Study proves EVs produce least greenhouse gas emissions over lifetime

A new study has found out that battery electric vehicles have by far the lowest life-cycle greenhouse gas emissions (GHG).

The analysis conducted by the International Council on Clean Transportation has analysed the European Union, the United States, China, and India, and captured the differences among those markets, which together account for about 70% of new car sales worldwide.

Only battery electric vehicles and fuel cell electric vehicles powered by renewable electricity can achieve the kind of deep reductions in emissions from transportation that conform with the Paris Agreement’s goal of keeping global warming well below 2 °C.

There is no realistic pathway to that goal that relies on combustion-engine vehicles, including hybrids of any sort, according to ICCT researcher and the study's author Georg Bieker.

“Our aim with this study was to capture the elements that policymakers in these major markets need to fairly and critically evaluate different technology pathways for passenger cars,” he said. “We know we need transformational change to avoid the worst impacts of climate change, and the results show that certain technologies are going to be capable of delivering deep decarbonization and others are clearly not.”

The study methodology considers lifetime average carbon intensity of fuel and electricity mixes, and accounts for changes in the carbon intensity over vehicle lifetime given present energy policies.
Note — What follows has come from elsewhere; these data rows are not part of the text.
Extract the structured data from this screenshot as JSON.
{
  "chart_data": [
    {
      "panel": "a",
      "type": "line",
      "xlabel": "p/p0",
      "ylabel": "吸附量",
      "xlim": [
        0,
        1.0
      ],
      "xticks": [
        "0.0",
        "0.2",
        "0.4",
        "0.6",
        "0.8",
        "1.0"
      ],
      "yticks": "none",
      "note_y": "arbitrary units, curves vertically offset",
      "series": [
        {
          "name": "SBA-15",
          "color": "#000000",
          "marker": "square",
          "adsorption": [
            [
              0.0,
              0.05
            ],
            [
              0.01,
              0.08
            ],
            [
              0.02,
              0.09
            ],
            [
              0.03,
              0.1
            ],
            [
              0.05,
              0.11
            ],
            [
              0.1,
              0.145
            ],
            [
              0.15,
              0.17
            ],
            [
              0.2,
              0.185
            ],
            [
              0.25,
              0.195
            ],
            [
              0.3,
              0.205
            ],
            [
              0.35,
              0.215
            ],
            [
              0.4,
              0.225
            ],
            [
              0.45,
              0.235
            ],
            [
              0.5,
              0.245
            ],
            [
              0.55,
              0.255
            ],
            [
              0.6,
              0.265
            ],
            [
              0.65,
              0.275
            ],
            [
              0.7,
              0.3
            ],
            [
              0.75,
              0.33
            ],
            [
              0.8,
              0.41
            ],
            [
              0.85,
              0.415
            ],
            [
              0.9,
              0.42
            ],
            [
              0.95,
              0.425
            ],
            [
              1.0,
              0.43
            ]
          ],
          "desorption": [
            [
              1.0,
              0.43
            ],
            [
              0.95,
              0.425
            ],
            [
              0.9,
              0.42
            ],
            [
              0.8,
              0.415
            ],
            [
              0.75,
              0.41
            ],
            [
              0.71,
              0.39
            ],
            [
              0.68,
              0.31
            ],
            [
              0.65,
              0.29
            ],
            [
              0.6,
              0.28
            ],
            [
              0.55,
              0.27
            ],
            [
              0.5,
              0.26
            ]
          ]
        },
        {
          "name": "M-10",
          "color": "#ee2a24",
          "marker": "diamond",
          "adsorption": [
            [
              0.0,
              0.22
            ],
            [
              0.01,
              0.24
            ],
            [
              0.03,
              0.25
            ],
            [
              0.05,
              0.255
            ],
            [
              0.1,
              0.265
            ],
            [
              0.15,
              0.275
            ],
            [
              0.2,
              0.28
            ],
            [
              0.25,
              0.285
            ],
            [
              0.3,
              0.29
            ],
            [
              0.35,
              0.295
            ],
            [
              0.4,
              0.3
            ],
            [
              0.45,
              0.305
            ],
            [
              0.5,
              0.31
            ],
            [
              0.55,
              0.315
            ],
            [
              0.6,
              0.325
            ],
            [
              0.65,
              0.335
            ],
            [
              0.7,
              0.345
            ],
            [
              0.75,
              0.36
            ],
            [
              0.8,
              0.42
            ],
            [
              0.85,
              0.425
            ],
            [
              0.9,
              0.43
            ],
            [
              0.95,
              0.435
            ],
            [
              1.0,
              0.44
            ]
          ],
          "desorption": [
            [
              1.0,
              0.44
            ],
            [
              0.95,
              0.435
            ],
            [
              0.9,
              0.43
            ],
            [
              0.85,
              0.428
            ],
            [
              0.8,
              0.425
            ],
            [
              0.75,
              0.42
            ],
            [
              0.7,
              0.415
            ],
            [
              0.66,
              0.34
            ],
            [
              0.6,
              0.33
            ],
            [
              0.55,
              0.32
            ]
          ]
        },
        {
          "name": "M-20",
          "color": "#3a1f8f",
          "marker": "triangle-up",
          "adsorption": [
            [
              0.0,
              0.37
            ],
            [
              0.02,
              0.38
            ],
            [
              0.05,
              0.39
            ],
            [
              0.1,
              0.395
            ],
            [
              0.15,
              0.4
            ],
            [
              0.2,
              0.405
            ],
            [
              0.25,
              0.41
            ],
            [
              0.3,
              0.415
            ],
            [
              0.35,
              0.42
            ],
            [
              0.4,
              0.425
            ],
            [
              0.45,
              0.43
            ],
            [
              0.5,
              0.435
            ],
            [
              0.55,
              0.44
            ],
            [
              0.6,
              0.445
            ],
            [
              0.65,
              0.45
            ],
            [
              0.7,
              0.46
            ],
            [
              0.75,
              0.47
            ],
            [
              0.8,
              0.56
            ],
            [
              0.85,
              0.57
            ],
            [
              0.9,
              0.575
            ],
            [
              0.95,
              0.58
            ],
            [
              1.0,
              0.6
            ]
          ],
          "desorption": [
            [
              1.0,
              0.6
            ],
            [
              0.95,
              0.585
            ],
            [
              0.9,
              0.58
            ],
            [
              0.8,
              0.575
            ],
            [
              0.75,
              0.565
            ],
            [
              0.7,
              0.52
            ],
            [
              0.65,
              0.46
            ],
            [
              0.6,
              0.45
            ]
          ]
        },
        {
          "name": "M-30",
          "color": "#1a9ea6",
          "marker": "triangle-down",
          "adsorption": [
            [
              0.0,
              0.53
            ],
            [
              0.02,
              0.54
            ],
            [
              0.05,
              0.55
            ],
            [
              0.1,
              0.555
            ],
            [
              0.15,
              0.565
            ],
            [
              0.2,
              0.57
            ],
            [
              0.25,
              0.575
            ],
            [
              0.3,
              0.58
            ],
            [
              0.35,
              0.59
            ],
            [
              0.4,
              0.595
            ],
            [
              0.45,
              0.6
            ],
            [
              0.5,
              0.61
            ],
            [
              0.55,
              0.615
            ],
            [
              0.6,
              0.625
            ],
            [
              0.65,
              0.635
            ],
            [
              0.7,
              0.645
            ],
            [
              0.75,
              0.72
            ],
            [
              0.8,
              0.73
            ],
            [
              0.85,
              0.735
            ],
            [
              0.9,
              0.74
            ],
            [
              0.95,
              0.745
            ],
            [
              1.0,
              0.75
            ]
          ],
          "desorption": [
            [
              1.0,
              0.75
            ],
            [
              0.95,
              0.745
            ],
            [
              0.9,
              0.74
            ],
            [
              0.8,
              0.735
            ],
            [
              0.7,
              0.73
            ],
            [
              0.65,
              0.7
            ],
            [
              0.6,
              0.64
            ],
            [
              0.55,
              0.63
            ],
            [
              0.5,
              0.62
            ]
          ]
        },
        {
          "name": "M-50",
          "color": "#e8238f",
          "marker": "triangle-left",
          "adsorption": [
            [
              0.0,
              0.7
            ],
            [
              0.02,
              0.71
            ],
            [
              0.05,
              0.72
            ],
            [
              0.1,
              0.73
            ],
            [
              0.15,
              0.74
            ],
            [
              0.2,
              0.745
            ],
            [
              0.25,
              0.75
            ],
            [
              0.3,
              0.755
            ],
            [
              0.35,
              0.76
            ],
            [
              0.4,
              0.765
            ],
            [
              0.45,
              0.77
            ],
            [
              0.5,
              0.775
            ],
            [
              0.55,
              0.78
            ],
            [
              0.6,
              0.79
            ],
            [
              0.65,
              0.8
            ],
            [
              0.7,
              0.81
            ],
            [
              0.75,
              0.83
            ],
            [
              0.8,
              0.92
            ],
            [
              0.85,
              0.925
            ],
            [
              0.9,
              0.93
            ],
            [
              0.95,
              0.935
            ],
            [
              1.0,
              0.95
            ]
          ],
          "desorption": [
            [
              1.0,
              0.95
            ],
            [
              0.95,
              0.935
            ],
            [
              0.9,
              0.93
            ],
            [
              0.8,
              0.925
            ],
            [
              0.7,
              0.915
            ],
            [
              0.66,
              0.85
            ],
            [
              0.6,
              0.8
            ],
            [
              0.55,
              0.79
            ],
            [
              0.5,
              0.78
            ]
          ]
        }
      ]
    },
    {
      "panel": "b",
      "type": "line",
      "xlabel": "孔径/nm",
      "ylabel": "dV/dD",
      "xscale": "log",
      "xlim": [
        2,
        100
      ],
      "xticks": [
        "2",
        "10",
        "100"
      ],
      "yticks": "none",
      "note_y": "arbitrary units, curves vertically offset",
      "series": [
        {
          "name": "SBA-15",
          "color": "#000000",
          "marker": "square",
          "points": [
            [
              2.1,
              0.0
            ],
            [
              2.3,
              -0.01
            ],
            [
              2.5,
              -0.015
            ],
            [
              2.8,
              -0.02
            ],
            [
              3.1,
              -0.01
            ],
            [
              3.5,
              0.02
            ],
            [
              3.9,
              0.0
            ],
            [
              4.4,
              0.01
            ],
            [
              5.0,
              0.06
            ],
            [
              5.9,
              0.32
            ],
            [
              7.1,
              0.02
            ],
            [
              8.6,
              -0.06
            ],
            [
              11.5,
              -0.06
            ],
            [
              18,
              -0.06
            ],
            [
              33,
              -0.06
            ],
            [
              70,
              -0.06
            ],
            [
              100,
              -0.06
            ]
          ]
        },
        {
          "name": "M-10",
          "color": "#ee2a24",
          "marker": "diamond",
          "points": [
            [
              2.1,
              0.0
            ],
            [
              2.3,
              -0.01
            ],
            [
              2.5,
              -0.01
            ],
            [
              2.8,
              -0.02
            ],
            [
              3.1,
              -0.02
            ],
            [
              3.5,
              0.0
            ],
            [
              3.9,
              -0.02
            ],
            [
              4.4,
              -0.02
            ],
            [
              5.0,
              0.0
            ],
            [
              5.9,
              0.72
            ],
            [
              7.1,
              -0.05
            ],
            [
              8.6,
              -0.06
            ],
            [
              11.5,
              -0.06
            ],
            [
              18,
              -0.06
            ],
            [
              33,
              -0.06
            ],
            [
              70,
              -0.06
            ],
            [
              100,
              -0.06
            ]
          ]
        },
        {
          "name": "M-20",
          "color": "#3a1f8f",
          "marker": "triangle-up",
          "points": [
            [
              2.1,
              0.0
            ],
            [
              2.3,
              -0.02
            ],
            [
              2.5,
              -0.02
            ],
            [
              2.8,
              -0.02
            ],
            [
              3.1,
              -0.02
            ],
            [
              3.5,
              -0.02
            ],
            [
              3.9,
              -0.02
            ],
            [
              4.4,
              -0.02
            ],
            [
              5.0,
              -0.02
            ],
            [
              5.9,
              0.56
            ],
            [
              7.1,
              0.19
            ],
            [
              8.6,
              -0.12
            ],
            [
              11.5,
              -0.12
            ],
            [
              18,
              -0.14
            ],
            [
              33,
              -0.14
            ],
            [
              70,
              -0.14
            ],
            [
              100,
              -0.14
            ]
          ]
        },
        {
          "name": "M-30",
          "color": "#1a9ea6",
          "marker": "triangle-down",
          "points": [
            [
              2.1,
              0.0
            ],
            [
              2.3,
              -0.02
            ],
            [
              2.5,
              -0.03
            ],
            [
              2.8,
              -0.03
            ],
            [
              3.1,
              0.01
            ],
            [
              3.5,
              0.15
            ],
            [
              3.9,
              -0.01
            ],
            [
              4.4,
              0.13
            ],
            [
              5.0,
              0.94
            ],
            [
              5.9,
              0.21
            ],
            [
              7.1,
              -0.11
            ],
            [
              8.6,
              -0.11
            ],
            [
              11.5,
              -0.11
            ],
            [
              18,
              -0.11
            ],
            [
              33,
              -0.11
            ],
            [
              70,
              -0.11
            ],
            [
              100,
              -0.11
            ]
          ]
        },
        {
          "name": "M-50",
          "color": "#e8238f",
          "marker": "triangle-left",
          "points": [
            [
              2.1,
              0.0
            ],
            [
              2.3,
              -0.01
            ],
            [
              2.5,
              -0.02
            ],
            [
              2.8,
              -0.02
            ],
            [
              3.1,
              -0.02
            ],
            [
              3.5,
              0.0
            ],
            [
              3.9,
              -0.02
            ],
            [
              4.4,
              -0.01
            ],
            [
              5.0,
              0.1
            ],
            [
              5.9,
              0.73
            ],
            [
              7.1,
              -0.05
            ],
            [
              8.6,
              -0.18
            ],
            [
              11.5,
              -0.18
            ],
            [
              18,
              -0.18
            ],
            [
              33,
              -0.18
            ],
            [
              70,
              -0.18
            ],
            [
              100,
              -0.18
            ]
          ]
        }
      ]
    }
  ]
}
It also looks at real-world usage rather than relying on official test values to estimate fuel and electricity consumption; this is especially important in assessing emissions of plug-in hybrid electric vehicles.

Results show that emissions over the lifetime of average medium-size BEVs registered today are already lower than comparable gasoline cars by 66%–69% in Europe, 60%–68% in the United States, 37%–45% in China, and 19%–34% in India.

Peter Mock, ICCT’s managing director for Europe has pointed to the importance of the findings to the European Union’s recently proposed changes to its passenger car CO2 emission regulation.

“The results highlight the importance of grid decarbonization alongside vehicle electrification,” he said. “The life-cycle GHG performance of electric cars will improve as grids decarbonize, and regulations that promote electrification are crucial to capturing the future benefits of renewable energy.

No internal combustion engine vehicles, even hybrids, will be adequate to prevent global warming.

The ICCT has recommended that the registration of new combustion engine vehicles should be phased out in the 2030–2035 timeframe. Given the average vehicle lifetimes of 15–18 years, only those technologies that can achieve a deep decarbonization of the global car fleet by 2050 should be produced and registered by about 2030–2035.

The study warned that BEVs powered by renewable electricity and FCEVs fuelled by green hydrogen are the only two technology pathways that qualify. Meanwhile, hybridization can be utilized to reduce the fuel consumption of new internal combustion engine vehicles registered over the next decade, but neither HEVs nor PHEVs provide the magnitude of reduction in greenhouse gas emissions needed in the long term.